- Сильно испортили? – вскинул я брови.

- Обижаешь, - протянул Март. – Я твои пожелания передал четко.

- Не мои. Равен, - поправил я. – Вытащи из Зайнаша все, что сможешь, достань артефакты, если они у него.

- Вытащу, - растянул губы в холодной улыбке Март, странно рассматривая меня, словно пытаясь что-то найти или понять. Разбираться я не стал, просто кивнул и все-таки ушел в душ, подхватив вещи, потому что времени оставалось и правда мало.  

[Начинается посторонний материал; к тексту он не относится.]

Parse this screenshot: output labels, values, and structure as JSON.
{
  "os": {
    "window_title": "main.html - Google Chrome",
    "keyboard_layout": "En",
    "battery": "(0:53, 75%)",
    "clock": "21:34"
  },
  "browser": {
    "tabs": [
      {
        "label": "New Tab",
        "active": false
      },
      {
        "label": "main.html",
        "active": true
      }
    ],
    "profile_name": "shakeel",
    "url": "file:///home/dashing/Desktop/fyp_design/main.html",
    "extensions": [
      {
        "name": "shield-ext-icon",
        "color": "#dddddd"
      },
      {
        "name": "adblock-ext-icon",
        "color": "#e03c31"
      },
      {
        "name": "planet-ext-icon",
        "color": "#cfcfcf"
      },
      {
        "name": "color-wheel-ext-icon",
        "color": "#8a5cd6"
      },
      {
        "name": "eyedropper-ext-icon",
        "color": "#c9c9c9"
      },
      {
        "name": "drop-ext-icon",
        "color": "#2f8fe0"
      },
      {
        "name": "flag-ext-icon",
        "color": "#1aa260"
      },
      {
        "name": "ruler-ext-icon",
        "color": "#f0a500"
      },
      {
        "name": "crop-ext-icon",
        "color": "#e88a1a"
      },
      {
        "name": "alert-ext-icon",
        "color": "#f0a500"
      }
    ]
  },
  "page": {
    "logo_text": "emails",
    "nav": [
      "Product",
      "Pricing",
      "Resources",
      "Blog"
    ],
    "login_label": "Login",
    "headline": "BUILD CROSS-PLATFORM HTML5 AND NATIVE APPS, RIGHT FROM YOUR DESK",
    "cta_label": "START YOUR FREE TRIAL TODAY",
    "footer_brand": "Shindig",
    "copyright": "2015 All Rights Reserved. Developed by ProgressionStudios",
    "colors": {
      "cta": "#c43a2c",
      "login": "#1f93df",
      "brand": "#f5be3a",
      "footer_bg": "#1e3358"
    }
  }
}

А уже спустя двадцать лучей наблюдал за тем, как Катарин, опускает тонкие руки в чан с кровью, как тянутся от нее нити действительно некромантской силы, как меняется тело мертвой гарпии на полу, вытягиваясь, уплотняясь. Распрямлялись смятые крылья, наполняясь кровью. Женское тело и лицо все больше становились похожими на птичьи. Хрустели, ломаясь кости, трещали сухожилья. Равен приказывала, и мертвая плоть слушалась.

Старый дом на окраине Сарраша почти трещал по швам из-за наполняющей его силы. Я хранил молчание и готовился активировать накопители, потому что с каждым вдохом, с каждым следующим лучом Катарин бледнела все больше, все сильнее дрожали ее руки в чане с кровью, все гуще и насыщеннее становился запах смерти. Не от мертвого тела гарпии, почти растерявшего свои краски, а именно смерти. Затхлость, сырая земля, холод. По ногам тянуло взявшимся ниоткуда сквозняком.

Черты лица Равен заострились, глаза подернулись пепельной дымкой, будто их заволокло плотным туманом, губы стали почти алыми. Шипела дикой кошкой на стене убогой кухни моя Основная – как и мне происходящее ей не нравилось.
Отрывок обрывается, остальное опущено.